How we have been positioning portfolios
At James Hambro & Partners, whilst optimistic that a combination of central bank policy, government support and human resilience will lead the recovery from this natural disaster, we are realistic that the social and economic impact may last longer and prove more severe than current estimates. We are conscious of our responsibility to our clients to ensure that we deliver long-term growth in the good times but also look to protect their wealth in the bad.
We entered the acute phase of the slowdown with an equity exposure below our long-term average. We also had no exposure to the lower quality end of the bond market where high yield bonds, Emerging Market debt and even some corporate bonds are exposed to both solvency and liquidity risks. Our focus has been on UK and US government bonds which, whilst offering modest returns, provide real protection against the challenges in equity markets and other assets. We have since reduced our overall equity exposure and steadily raised cash to levels above those we had during the market upheaval of 2018.
The focus has been on reviewing all our investments and assessing which previously-strong companies might become threatened if the economic slowdown becomes deeper and more prolonged. Principally these are businesses that have exposure to the travel and leisure industries, where demand has ceased as a result of the lockdown and where their secondary or tertiary suppliers might enter financial difficulty.

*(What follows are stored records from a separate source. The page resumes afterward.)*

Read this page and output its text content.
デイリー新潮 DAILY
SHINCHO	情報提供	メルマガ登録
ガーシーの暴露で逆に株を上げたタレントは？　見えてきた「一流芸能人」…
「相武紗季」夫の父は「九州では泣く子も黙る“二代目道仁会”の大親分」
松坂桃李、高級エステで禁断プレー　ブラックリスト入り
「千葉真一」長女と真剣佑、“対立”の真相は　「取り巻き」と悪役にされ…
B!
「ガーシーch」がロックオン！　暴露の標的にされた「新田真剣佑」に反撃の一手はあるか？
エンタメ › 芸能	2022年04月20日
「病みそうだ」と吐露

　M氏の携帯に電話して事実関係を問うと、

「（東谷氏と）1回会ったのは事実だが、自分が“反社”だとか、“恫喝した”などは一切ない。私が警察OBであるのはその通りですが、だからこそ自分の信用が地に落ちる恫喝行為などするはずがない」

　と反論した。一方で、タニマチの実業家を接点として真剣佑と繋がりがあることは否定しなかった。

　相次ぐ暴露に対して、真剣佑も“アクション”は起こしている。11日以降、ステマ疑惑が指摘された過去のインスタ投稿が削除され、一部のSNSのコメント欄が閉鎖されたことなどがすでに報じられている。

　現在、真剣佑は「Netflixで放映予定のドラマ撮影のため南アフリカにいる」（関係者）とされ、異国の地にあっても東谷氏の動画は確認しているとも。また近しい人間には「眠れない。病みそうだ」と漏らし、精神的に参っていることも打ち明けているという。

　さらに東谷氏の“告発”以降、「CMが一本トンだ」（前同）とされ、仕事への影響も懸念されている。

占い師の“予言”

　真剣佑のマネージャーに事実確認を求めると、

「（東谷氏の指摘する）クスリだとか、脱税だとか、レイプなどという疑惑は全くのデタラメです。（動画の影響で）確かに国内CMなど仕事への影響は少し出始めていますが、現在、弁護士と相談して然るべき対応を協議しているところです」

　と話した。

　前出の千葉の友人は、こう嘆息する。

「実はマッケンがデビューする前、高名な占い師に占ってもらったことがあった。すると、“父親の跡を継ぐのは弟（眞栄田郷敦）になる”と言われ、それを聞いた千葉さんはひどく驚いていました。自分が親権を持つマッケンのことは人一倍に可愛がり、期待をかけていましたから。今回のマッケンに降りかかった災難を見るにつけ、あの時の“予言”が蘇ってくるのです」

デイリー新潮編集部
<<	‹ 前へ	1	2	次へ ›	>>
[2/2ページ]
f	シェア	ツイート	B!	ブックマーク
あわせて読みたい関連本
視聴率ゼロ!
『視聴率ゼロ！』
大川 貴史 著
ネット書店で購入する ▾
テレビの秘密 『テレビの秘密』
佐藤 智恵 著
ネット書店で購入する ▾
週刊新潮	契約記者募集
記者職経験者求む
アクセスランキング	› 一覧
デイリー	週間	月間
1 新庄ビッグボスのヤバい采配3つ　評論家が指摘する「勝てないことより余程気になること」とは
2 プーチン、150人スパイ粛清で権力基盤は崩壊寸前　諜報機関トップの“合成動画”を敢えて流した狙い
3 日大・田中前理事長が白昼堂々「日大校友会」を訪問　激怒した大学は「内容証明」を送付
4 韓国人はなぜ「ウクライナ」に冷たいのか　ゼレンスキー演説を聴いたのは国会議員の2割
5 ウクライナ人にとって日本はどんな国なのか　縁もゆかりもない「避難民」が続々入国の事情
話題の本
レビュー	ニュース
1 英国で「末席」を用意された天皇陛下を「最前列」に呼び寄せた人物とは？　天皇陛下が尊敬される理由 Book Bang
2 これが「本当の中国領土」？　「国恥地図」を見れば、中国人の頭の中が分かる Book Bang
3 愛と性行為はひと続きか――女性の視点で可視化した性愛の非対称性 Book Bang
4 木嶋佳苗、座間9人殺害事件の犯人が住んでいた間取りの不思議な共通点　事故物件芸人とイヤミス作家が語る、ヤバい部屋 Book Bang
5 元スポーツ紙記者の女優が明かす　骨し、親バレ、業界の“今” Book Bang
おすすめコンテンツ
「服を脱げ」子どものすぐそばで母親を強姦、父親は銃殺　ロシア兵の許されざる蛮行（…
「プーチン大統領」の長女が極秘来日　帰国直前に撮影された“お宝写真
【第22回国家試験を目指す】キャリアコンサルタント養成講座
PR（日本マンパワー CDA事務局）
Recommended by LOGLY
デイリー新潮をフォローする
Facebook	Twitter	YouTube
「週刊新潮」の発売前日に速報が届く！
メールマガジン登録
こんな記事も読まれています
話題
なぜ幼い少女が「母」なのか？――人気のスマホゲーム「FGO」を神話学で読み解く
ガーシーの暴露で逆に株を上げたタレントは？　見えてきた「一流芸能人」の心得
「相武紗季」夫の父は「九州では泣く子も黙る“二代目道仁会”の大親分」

We are fortunate in that our investment philosophy leads us to avoid companies with excessive leverage or those in deeply cyclical industries. Our experience of 2008 means that we are prepared to think the unthinkable and so have sold a small number of the most exposed holdings. Our fixation on liquidity in all we do has meant that we have not had any problems selling where we wanted to. We are now comfortable with our positioning given the present circumstances and we have sufficient liquidity to take advantage of opportunities that will undoubtedly present themselves when we begin to see light at the end of the tunnel.
It is too early to turn attentions to the longer-term impacts of the current crisis. However, it is clear that it will create permanent changes to government policy and businesses as well as accelerate some trends that were already in place. From an economic perspective, the fiscal cat is out of the bag and with populist leaders in power in many countries the prospect of modern monetary theory (MMT) – crudely the printing of money by central banks to directly finance government spending – becoming reality looks more likely than ever. With governments to pay money directly to support citizens, a universal basic income does not look farfetched.
There will be time in the coming months for us to consider these implications, now our focus is on looking after all our clients and proving safe custodians of their investments.
I hope that you and yours are safe and well.